Current state-of-the-art approaches for the documentation of fish health and welfare tend to involve manual evaluations by scoring, based on operational and laboratory welfare indicators. Although commonly used, these evaluations depend on subjectivity and personnel experience, while scoring can only assist in quantifying negative health and welfare impacts after they appear, at which point it may be too late to avoid mortalities. This could be alleviated by improving utilization of the wide range of data types that is commonly collected in aquaculture, but one challenge is limited knowledge of how these data types carry objective information about their impact on fish welfare.

Meanwhile, data such as blood oxygen content, heart rate and levels of activity in fish have never been gathered simultaneously before. Hopes are high that the new implant will be seen as an advanced cutting-edge method designed to improve fish health and welfare all the more.

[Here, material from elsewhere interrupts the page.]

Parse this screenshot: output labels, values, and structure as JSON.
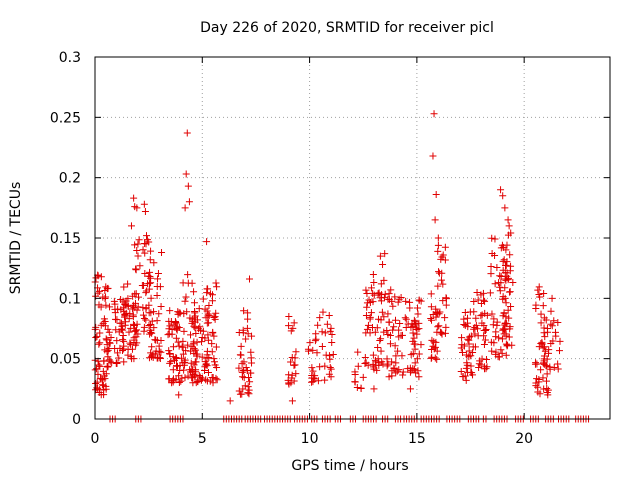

“Accurate and objective knowledge of the welfare of farmed fish is paramount,” said Svendsen. “Armed with this, salmon farming can be adapted to not exceed the fish’s tolerances so that negative welfare impacts are reduced.”

The implant has been revised and upgraded to include a larger memory, wireless charging, wireless programming and data download and a pressure sensor for depth estimation, with functional testing currently underway in a tank environment. Because baseline data for signal processing algorithms is also required, Svendsen and his team plan to test the implant’s design using fish in an aquaculture environment this June.

“These tests will hopefully give data examples for ‘unstressed’ fish suitable for comparison with other farming contexts where higher stress levels can be expected,” said Svendsen.